Gaspar obeyed, but he was furious. When he came into the kitchen, he grabbed the wine bottle that was on the table and hurled it at the floor. The glass flew everywhere. Julieta came out of the bedroom carrying one of the babies.
“What the fuck is going on?” she shouted.
“Nothing, we’re working it out,” said Luis in a calm voice.
“Control that brat, you hear me?” Julieta slammed the door and Luis sighed deeply.
“What?” said Gaspar. “You afraid to argue with her? You’re chickenshit.

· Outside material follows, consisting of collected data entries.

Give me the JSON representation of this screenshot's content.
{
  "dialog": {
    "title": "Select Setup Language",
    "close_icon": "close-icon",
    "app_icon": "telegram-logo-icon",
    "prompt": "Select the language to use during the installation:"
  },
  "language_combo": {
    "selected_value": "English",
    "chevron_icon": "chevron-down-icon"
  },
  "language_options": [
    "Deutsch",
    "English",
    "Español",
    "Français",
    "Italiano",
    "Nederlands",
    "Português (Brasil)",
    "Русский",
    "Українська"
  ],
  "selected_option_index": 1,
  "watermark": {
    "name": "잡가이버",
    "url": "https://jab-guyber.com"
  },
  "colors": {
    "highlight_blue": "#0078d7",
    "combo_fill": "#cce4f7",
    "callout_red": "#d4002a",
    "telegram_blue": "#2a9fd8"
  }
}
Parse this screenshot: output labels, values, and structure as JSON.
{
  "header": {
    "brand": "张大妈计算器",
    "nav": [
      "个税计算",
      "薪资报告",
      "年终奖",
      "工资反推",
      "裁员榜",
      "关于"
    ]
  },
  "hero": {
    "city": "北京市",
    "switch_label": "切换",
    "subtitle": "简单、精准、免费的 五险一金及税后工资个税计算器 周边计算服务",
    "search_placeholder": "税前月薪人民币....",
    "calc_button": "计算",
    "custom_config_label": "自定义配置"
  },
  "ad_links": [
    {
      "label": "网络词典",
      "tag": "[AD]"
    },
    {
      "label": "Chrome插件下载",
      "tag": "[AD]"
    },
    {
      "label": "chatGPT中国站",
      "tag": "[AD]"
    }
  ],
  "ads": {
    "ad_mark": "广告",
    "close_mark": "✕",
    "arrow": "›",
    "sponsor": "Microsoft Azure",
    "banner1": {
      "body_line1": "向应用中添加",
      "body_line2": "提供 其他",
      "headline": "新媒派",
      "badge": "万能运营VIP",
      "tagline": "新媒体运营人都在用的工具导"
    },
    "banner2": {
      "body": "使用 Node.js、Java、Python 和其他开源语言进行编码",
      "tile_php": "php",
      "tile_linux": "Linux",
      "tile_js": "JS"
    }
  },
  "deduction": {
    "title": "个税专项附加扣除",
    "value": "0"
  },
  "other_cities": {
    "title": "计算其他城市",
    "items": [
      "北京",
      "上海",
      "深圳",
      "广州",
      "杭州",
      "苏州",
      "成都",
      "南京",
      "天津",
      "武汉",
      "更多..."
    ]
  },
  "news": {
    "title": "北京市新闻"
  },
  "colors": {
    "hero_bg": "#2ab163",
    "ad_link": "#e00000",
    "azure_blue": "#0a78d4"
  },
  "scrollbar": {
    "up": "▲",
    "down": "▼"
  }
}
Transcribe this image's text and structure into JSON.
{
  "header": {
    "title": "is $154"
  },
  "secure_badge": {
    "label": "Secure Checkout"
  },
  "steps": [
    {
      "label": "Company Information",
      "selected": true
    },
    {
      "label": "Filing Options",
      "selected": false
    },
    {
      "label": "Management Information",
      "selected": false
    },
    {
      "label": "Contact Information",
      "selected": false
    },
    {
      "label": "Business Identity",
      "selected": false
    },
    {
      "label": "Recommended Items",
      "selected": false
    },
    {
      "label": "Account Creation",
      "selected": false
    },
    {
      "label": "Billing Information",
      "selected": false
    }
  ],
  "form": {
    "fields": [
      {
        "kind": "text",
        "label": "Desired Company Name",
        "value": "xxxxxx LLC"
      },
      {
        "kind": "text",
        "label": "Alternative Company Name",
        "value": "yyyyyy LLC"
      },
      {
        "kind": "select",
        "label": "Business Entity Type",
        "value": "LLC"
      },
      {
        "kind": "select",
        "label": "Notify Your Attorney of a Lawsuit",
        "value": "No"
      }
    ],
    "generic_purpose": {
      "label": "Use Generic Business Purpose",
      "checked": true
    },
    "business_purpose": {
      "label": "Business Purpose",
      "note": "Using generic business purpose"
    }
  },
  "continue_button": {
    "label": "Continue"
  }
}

That’s why you ran away from this country, isn’t it?”
Luis pushed Gaspar into a chair and then sat down facing him across the table.
“You’re not going to piss me off, Gaspar. You’re not even going to get a rise out of me. You don’t know what I went through and what I didn’t, and your opinion about my decisions doesn’t matter to me. Not in the slightest. If you’re trying to get me to lay a hand on you, know this: I will never, ever hit you. You can call me a coward for hours if it floats your boat.”